Solomon Lefschetz lost both of his hands in an electrical transformer fire in his twenties. This accident pushed him towards mathematics and he went on make contributions to algebraic geometry, topology, and nonlinear differential equations. The Picard-Lefschetz formula and the Lefschetz fixed-point theorem are named after him, and his work in nonlinear differential equations helped interest in the field to grow, particularly in the United States.
There are surely other similar examples in the history of mathematics that I don't know about. Accordingly, my question is:
Who are some mathematicians that have made important contributions to mathematics despite their ability to work being hampered by a disability?

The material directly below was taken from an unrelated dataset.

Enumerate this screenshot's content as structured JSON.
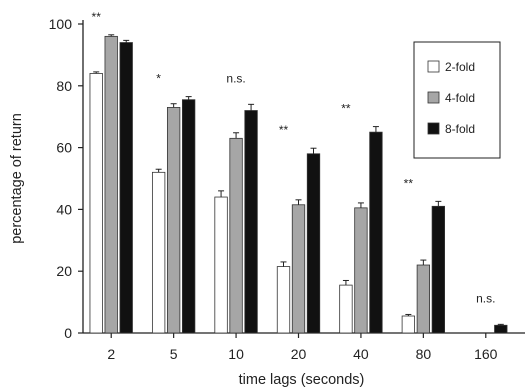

An answer to this question should, naturally, contain the name of the mathematician and the way in which their ability to work was impaired. It should also contain a (possibly brief) description of their contributions, with mention of specific results where relevant.
Best Answer
Joseph Plateau should be mentioned. While Wikipedia classifies him as a physicist, this was back when there was much less distinction between physicist and mathematician. He more or less invented the "moving image", and was obsessed with light and the eye. He used to stare at the sun or other bright lights to try to understand the retinal fatigue experienced afterwards. Perhaps because of this, he went blind later in life.
With worsening vision, he went to other aspects of physics. The most interesting in my opinion is the semi-understood phenomenon now called "Plateau's Rotating Drop." If you suspend a viscous liquid in another liquid of the same density, and rotate the suspended drop at the right acceleration, then it will deform from a sphere to an ellipsoid to a torus. Here are some pictures from my old lab (my first research experience!) on this experiment.
It's said that he would rotate drops for hours, making his son describe exactly what was happening.
Plateau also worked a lot with capillary action and soap bubbles - a differential geometer before his time.